Kevin Lynch’s Wasting Away

Philosophy on “positive waste,” making the most out of an inevitable process:
Lynch, Kevin. "Wasting Away". Sierra Club Books: San Francisco, 1990

Decline, decay and wasting are a necessary part of life and growth; we must learn to value them and to do them well. This book represents a natural progression in his consideration of all aspects of urban life. He saw that we are headed in a self-destructive direction that has implications for virtually every profession, including environmental design and planning. Though the book is not a warning, but a plea that we should acknowledge most waste and the processes of wasting as valuable and necessary in the life of people, things, and places, and promote his philosophies on “positive wasting”.

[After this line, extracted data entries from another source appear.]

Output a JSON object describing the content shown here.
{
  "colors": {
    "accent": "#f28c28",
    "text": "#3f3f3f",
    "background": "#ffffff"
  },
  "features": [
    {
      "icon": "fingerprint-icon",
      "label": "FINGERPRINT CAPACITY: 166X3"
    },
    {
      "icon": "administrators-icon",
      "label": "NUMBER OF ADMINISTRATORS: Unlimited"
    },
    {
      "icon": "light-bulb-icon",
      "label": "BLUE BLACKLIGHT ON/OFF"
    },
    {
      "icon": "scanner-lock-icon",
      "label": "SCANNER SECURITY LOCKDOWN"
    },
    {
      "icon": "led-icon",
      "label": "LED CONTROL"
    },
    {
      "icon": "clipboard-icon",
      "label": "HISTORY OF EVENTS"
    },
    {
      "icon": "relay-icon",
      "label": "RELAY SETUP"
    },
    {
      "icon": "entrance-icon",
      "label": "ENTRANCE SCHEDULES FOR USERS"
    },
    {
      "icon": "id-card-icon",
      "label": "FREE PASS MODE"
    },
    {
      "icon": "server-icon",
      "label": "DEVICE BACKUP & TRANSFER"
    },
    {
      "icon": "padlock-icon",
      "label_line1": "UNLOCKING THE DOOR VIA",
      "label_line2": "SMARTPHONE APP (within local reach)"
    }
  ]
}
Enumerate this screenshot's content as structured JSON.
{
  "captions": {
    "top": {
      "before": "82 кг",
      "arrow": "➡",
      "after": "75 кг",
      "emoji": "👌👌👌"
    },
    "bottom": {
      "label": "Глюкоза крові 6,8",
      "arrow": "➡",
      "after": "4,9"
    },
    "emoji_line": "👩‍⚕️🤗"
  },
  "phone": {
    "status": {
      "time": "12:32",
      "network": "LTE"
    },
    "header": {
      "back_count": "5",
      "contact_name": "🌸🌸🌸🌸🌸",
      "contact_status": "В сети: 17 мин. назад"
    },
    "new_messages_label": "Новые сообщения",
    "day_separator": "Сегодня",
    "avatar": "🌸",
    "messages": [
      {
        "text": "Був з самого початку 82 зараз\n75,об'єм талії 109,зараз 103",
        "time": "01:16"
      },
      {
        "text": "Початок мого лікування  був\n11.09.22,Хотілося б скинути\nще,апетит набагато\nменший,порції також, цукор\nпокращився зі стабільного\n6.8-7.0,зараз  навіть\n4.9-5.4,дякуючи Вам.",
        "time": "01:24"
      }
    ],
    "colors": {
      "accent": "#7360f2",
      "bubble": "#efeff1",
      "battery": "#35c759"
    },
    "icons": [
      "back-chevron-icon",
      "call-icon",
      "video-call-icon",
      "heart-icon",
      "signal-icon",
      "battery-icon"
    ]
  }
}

He tried to expand readers’ thinking by reducing the notion to its most fundamental meaning and then exploring its many implications. Lynch examines waste from many perspectives and addresses cultural notions of waste and why we are so uncomfortable with waste and wasting. He then looks at waste in the context of other cultures and talks about class and waste, eating, cleaning, and death. As in many other ancient societies, buildings and even settlements were wasted deliberately as a symbol of royal prestige and purity, just as emperors were served more than they could eat and possessed more clothes than they can possibly wear. New cities and palaces were at one time built at every accession and abandoned at each royal death.

Wasting is a pervasive process in human society, just as it is elsewhere in the living system. It is a feature of the underlying flux that carries us along, the everlasting impermanence of things. If we look for continuity and not permanence, then wasting might be turned to account. Rarely, the accumulation of waste caused the abandonment of a settled place, unless it has served to hasten some natural evolution. Only occasionally has the environment been pushed to some truly irreversible dead end. Wasting has not usually caused fundamental social change, but it accelerates changes under way, and shifts the distribution of burdens. Its presence preoccupies us: it is an affair of the mind. Might there be pleasures in it and practical opportunities so we may be at ease with waste.